イラクの人質事件

ショッキングな事件で、反応も色々あると思うが、今もって進行中の事件だけに、報道などから感じたことだけ書いておく。

  • 人質の家族が会見していたが、どうも引っかかる発言が多い。

「国は全力を尽くしていない」云々が一番引っかかりを覚えた。
人質になった人々は、退避勧告が出ている危険地域に勝手に行って勝手に捕まった側面は否定できないわけで、国は退避勧告を出した時点で最低限の義理は果たしている。全力を出しているかどうかはともかく、国に責任をおっかぶせるような態度はどうよ?
少なくとも、自衛隊撤退は政治的選択肢とはなり得ないし、それをやったばあいに人質3人の命と天秤にかけられるのは、日本の国際的信用だ。極論すると、日本はテロリストのいいなりになる国だと判断されると言うこと。日本が、アメリカにとっての「柔らかい脇腹」だと認識されれば、この手の事件の焦点が日本に集中することは想像に難くない。ただメンツにこだわっているワケじゃない。
世界的な人道重視の潮流の中で人命の重さは年々ましていると言えるが、それでも、「人命は地球より重」かったことなど、人類の歴史において一度たりともない。

  • 日本は、海外の人質事件に派遣できる緊急対応部隊をもっていない。

ここで言うのは、SAS・GSG9といった対テロ特殊作戦ユニットのこと。これは、必ずしもそういった部隊がいないというわけではなく、そういう部隊を海外派遣する法制もないし、展開能力(輸送や下準備としての外交調整能力)ももっていないということ。
この事件が、たとえばドイツやイギリスで起きたなら、現地政府に対応を委ねることも出来るが、イラクに限らず政府に対応能力のない国・地域で同様の事件があった場合、最終的に日本政府が対応する必要が出てくるだろう。国内でのテロ対応は、仮に警察警備体制の強化で対応できるとしても、海外事件に対する対応はまだまだ未整備で、今後重要な問題になってくると思われる。

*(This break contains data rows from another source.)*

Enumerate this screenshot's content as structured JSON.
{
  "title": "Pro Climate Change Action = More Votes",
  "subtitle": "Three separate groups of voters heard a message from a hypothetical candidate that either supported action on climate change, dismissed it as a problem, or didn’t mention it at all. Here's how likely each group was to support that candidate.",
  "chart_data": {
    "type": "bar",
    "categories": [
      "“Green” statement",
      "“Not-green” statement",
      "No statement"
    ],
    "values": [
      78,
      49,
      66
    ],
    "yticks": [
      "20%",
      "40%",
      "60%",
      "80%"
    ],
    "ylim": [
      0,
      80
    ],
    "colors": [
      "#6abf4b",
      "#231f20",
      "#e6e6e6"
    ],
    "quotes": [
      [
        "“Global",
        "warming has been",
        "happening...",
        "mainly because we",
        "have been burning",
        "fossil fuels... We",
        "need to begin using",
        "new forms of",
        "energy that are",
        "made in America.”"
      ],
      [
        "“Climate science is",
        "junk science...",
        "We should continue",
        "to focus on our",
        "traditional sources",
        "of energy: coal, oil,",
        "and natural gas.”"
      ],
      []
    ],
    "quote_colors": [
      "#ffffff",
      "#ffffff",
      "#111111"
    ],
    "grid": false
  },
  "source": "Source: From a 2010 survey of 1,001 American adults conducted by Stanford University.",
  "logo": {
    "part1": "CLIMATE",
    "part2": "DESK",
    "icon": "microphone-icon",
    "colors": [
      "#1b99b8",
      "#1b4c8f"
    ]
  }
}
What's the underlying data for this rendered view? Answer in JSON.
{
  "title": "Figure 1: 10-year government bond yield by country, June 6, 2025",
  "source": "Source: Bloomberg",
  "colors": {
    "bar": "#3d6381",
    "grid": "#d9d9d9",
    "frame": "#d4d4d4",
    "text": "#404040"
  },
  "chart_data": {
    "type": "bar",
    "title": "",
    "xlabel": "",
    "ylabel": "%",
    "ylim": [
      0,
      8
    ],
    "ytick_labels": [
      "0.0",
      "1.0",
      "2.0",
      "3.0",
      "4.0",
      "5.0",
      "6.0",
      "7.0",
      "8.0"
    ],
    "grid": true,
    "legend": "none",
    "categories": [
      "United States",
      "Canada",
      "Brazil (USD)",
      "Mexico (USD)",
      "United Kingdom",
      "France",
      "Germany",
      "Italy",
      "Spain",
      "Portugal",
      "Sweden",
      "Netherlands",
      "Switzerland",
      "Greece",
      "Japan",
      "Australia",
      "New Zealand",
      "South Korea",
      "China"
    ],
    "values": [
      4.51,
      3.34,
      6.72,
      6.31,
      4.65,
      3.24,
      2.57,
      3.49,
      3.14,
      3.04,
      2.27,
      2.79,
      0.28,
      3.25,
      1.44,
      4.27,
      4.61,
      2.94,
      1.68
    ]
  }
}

別段、人質になっている人たちが帰ってこなくていいというつもりは毛頭無いし、外交的な交渉で解放されるならそれに越したことはない。
とは言え、スペインの列車爆破テロやイラク国内における反米軍事行動が関係各国へシフトしている情勢を考えると、起こるべくして起こった事件であって、拘束された人々の危機認識が甘かった部分も否定できないと思う。
少なからぬイラク人にとっては、日本であろうとカナダであろうとカザフスタンであろうと、多かれ少なかれ自分の国に攻め込んできた「侵略者」として見られているのだから。